What is free – what is not

When you are working in the campus area with a computer connected to the university network, you may search information with UEF-Primo or Google Scholar or a reference database. If you find an interesting article, you click it to read it and usually the article opens.

This might give an impression that most of the scientific information is free. Actually, this is not the case. The university library pays for subscription of the scientific journals. The access is based on the IP-addresses of the network.

A detail of the action menu of IEEE xplore database. On the right the text: Access provided by University of Eastern Finland.
Many databases are also acquired by the library.

Remote access allows access regardless the place

Fortunately, the access is possible also outside the university network. You are required to log-in in UEF Primo.
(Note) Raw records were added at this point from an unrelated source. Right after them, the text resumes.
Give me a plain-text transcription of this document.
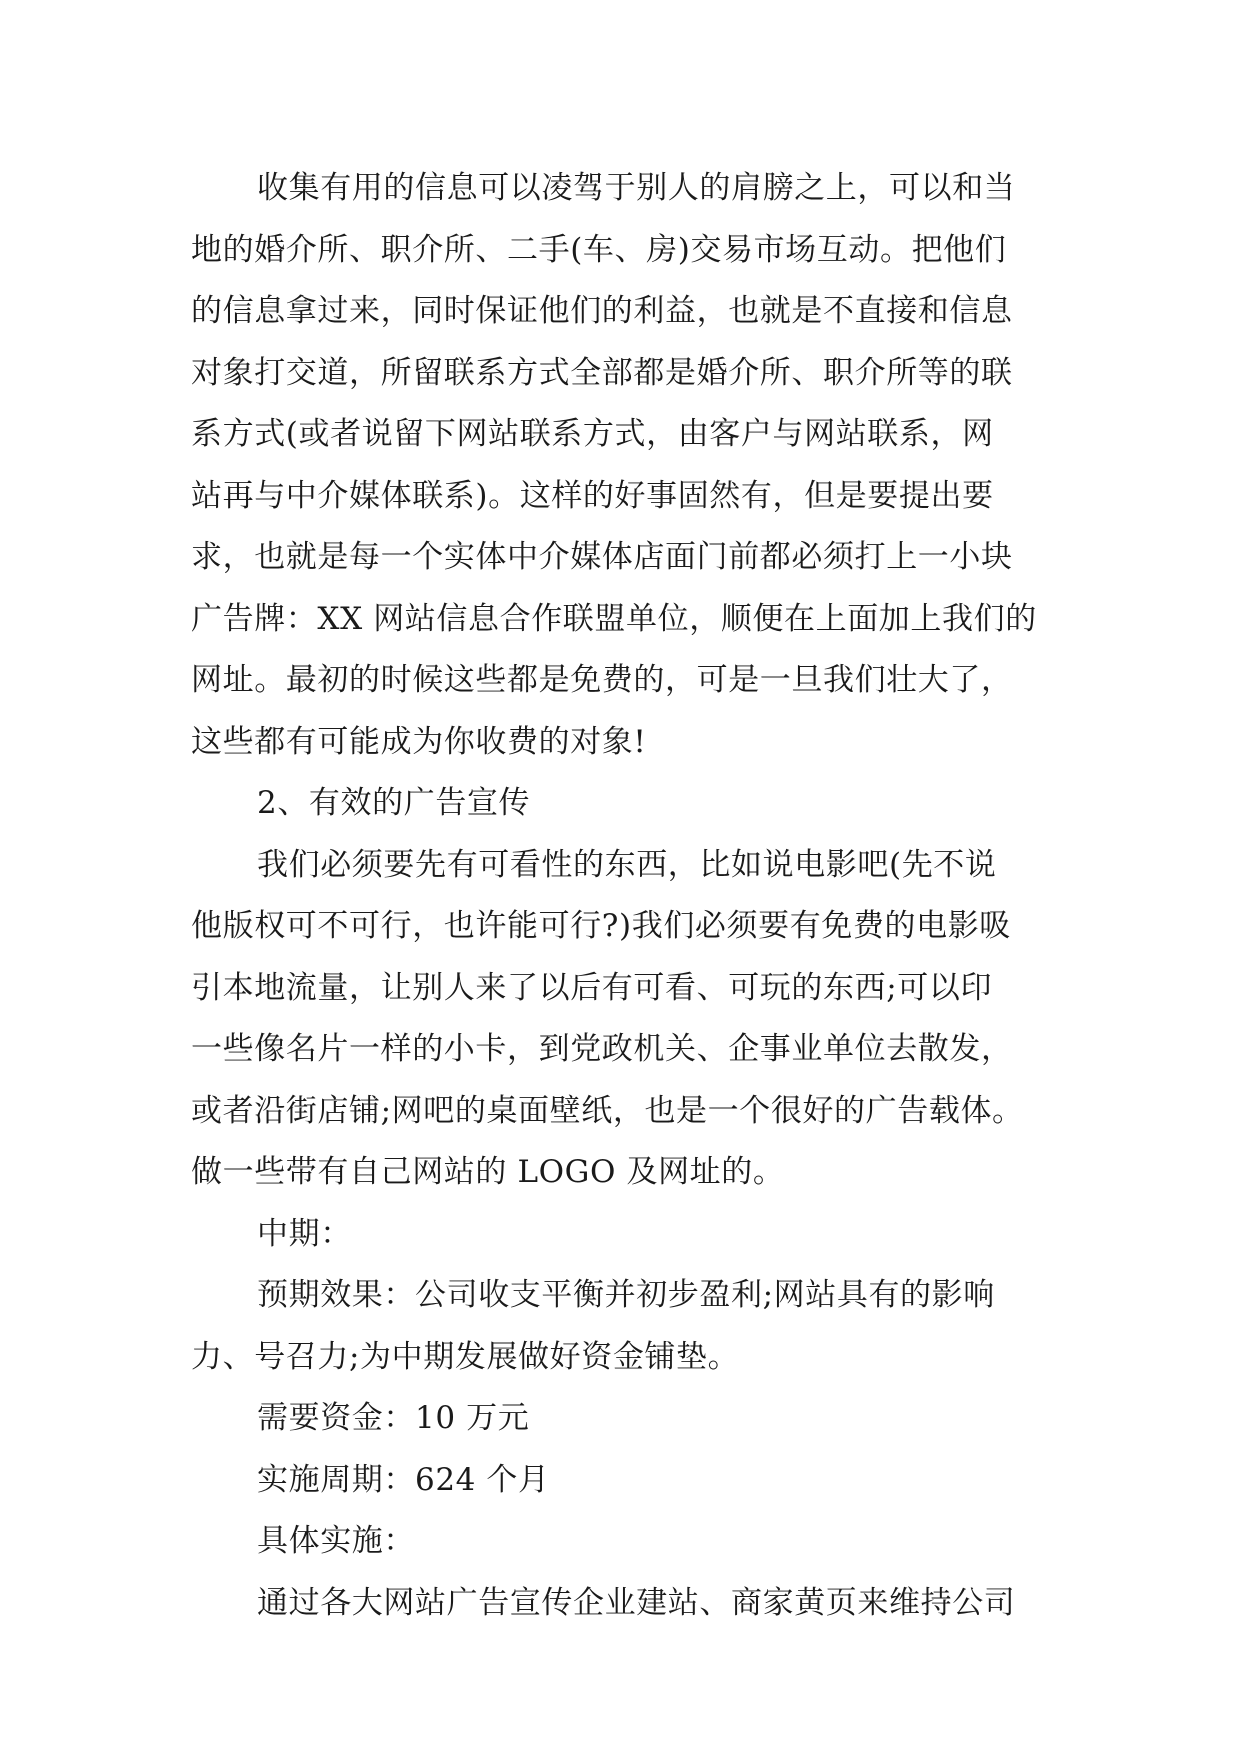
收集有用的信息可以凌驾于别人的肩膀之上，可以和当
地的婚介所、职介所、二手(车、房)交易市场互动。把他们
的信息拿过来，同时保证他们的利益，也就是不直接和信息
对象打交道，所留联系方式全部都是婚介所、职介所等的联
系方式(或者说留下网站联系方式，由客户与网站联系，网
站再与中介媒体联系)。这样的好事固然有，但是要提出要
求，也就是每一个实体中介媒体店面门前都必须打上一小块
广告牌：XX 网站信息合作联盟单位，顺便在上面加上我们的
网址。最初的时候这些都是免费的，可是一旦我们壮大了，
这些都有可能成为你收费的对象!
2、有效的广告宣传
我们必须要先有可看性的东西，比如说电影吧(先不说
他版权可不可行，也许能可行?)我们必须要有免费的电影吸
引本地流量，让别人来了以后有可看、可玩的东西;可以印
一些像名片一样的小卡，到党政机关、企事业单位去散发，
或者沿街店铺;网吧的桌面壁纸，也是一个很好的广告载体。
做一些带有自己网站的 LOGO 及网址的。
中期：
预期效果：公司收支平衡并初步盈利;网站具有的影响
力、号召力;为中期发展做好资金铺垫。
需要资金：10 万元
实施周期：624 个月
具体实施：
通过各大网站广告宣传企业建站、商家黄页来维持公司
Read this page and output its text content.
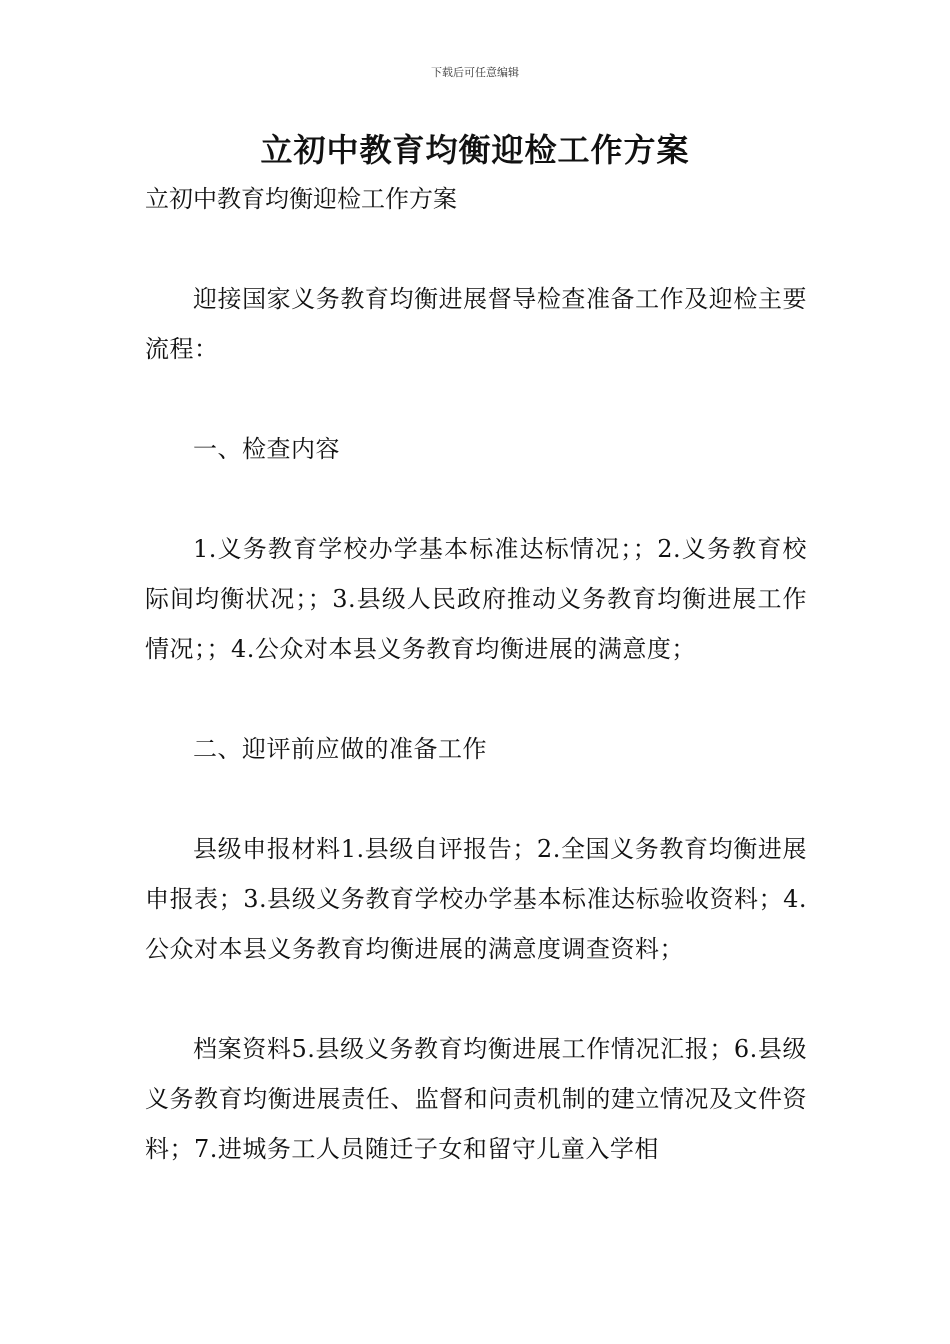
下载后可任意编辑
立初中教育均衡迎检工作方案

立初中教育均衡迎检工作方案

迎接国家义务教育均衡进展督导检查准备工作及迎检主要流程：

一、检查内容

1.义务教育学校办学基本标准达标情况；；2.义务教育校际间均衡状况；；3.县级人民政府推动义务教育均衡进展工作情况；；4.公众对本县义务教育均衡进展的满意度；

二、迎评前应做的准备工作

县级申报材料1.县级自评报告；2.全国义务教育均衡进展申报表；3.县级义务教育学校办学基本标准达标验收资料；4.公众对本县义务教育均衡进展的满意度调查资料；

档案资料5.县级义务教育均衡进展工作情况汇报；6.县级义务教育均衡进展责任、监督和问责机制的建立情况及文件资料；7.进城务工人员随迁子女和留守儿童入学相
After logging in, all the resources are available again. The right to use resources is valid as long as you have a university user account, regardless of the place and time.

Read more about logging in and remote access from library web pages.

Locate open access versions

An article originally published behind a paywall might be available openly on other place than the original publication.

It is possible to install an add-on in your computer’s browser that snoops on whether an article is available openly on some other web page. Add-ons include Unpaywall, Open Access Button as well as Google Scholar Button.

Read more about searching and tracking about open access publications from the UEF Library Guide for open publications searching.

To Do:

  1. Log in to UEF-Primo for getting access to all acquired materials by the university
  2. Try to locate open versions of the articles the university has no access.